TONY BUDDEN’S (HEMP) GREEN ROUTE IN CAPE TOWN
Tony Budden lives in a hemp house in Noordhoek, Cape Town, and is the co-founder of Hemporium SA.
“I’ll start my green route at Soaring Free Superfoods Store in Westlake for all things nutritiously super like cacao, maca, chia and of course hemp seeds and oil. Their raw chocolate ganache is amazing. I am an absolute addict.
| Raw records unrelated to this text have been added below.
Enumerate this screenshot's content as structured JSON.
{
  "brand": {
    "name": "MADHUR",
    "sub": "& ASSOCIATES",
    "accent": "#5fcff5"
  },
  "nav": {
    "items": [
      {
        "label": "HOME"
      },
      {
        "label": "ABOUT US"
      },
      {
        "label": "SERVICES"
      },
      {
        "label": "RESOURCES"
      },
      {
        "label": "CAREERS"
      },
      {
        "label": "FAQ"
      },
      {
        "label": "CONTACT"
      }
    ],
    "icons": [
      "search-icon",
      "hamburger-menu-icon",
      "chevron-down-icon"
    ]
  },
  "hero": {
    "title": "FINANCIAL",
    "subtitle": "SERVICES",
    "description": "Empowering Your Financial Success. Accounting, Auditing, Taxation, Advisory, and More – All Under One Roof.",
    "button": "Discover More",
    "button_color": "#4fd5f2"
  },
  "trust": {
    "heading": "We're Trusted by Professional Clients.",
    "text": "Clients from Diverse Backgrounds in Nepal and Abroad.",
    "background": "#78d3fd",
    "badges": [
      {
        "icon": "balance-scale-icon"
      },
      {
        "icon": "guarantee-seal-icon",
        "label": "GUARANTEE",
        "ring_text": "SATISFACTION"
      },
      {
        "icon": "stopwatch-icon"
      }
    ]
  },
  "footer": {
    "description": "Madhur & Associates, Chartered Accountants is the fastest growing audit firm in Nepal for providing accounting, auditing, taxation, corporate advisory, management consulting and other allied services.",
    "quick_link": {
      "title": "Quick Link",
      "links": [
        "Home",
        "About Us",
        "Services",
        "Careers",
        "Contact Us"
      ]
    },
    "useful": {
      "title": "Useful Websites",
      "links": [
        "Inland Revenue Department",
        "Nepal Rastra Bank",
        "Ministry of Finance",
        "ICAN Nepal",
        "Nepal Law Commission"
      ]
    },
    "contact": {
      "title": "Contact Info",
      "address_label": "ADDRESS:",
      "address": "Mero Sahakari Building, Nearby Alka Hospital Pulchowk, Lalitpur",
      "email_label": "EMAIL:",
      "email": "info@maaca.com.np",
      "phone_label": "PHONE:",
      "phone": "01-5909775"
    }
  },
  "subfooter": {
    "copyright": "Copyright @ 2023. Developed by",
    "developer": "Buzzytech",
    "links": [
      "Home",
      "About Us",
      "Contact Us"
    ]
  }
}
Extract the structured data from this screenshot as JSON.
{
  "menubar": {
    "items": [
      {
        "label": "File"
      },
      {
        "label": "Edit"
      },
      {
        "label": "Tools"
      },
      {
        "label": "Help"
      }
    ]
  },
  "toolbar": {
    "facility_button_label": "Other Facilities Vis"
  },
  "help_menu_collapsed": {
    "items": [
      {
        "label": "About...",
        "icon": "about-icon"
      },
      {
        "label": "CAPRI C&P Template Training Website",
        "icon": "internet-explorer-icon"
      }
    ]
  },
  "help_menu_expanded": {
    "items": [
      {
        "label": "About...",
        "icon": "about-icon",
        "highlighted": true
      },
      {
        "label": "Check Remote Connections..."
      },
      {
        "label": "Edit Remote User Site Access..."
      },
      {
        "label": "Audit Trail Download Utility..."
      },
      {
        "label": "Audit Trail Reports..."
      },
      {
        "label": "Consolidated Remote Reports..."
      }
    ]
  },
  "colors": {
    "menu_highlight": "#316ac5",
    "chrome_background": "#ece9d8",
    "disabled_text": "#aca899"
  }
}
If you are looking to change your diet and boost your energy, this is a great place to start.
“Living within one of the world’s floral kingdoms is awesome, but take it up a few levels with a day spent wandering around the incredible Kirstenbosch National Botanical Garden.
“Just a few years ago it was practically impossible to find certified organic products in Cape Town, and now you can walk into Organic Zone in Lakeside and find everything you need.
“Cape Point Nature Reserve has to be one of my favourite places on the planet to go and recharge and explore.
THABILE GASA’S (VOLUNTEER) GREEN ROUTE IN KZN
Thabile Gasa volunteers for different NGOs in Amanzimtoti, KwaZulu-Natal, including Mother of Peace, Amanzimtoti Community Upliftment Project and Durban Botanical Gardens Permaculture Centre.
“My green route starts at home in my permaculture organic vegetable garden and a small fruit forest. We have grapes, granadillas, litchi, avo, pomegranate and mango trees.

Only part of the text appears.